さすがに凛花のこの反応には驚いたのか、普段から淡白すぎるほどに淡白な龍馬が、珍しく動揺の様子を見せてしまっている。


「なんでそんなに自分の身体に無頓着なのよ!ほんとにもう!」

「?……だから大丈夫だって…」

「あなたが大丈夫だって言ってても、その顔色じゃ全然説得力ないの!」

「……いつものことなんだがなあ…」

「!い~い?あなたと私は、これからお互いに支え合うビジネスパートナーなの!そのパートナーがそんな状態になってるの見たら、すっごく心配しちゃうじゃない!」

「……ああそうか…俺がどうにかなったら、あんたが困るからなあ…」

「!で・も!それは二の次なの!」

「?……はあ?」

「これでも一応龍馬くんより年上のお姉さんなの!まだ十七歳の龍馬くんのことを、お姉さんの私が心配して何が悪いのよほんともう!」

「……なんでキレてんだよ」

「お黙り!龍馬くんが死んじゃったりしたら、私悲しすぎて絶対この先生きていけなくなっちゃう自信あるもん!」

「……なんでだよ」

「そのくらい私にとって龍馬くんは必要な人ってことよ!分かりなさいよこの非常識ボーヤ!」

「……なんだよそれ」


どこまでも淡々としていて、無感動無関心な龍馬に対し…

その感情をむき出しにして、龍馬のことを心配する凛花。


まさに不摂生がたたって倒れる寸前まで追い込まれている弟を、めちゃくちゃに心配して叱る姉の構図となってしまっている。

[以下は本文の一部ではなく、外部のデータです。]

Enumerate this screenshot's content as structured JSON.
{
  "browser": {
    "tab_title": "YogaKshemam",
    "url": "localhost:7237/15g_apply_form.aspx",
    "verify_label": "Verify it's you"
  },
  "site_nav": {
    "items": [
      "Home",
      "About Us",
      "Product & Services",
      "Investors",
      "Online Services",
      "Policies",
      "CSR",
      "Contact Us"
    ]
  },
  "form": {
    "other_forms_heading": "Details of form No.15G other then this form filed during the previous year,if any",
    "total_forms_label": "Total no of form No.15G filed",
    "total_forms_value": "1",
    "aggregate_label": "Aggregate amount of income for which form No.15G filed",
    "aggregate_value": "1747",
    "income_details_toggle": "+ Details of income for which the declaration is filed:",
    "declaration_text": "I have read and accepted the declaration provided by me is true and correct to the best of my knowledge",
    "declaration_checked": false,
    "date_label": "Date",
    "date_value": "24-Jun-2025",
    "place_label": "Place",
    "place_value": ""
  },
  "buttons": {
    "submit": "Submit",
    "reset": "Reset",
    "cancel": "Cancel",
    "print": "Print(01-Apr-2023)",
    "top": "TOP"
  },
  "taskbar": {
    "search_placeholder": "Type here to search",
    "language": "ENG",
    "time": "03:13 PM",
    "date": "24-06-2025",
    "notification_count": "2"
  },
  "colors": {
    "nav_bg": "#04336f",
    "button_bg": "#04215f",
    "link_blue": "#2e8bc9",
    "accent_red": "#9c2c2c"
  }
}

心配すぎて、とうとうべったりと抱き着いてぎゃあぎゃあ説教臭いことを言ってくる凛花に、龍馬は思わず顔をしかめてしまうのだが…

それでも、冷酷に突き放すことができず、ただただ、凛花の気のすむまで好きにさせようと放置してしまっている。


なぜ自分がそんなことをさせているのか。

なぜ自分がそんな気分になるのか。


それがいくら考えても分からず、しかしそれを追求することが妙に面白くなってしまう龍馬なので、あった。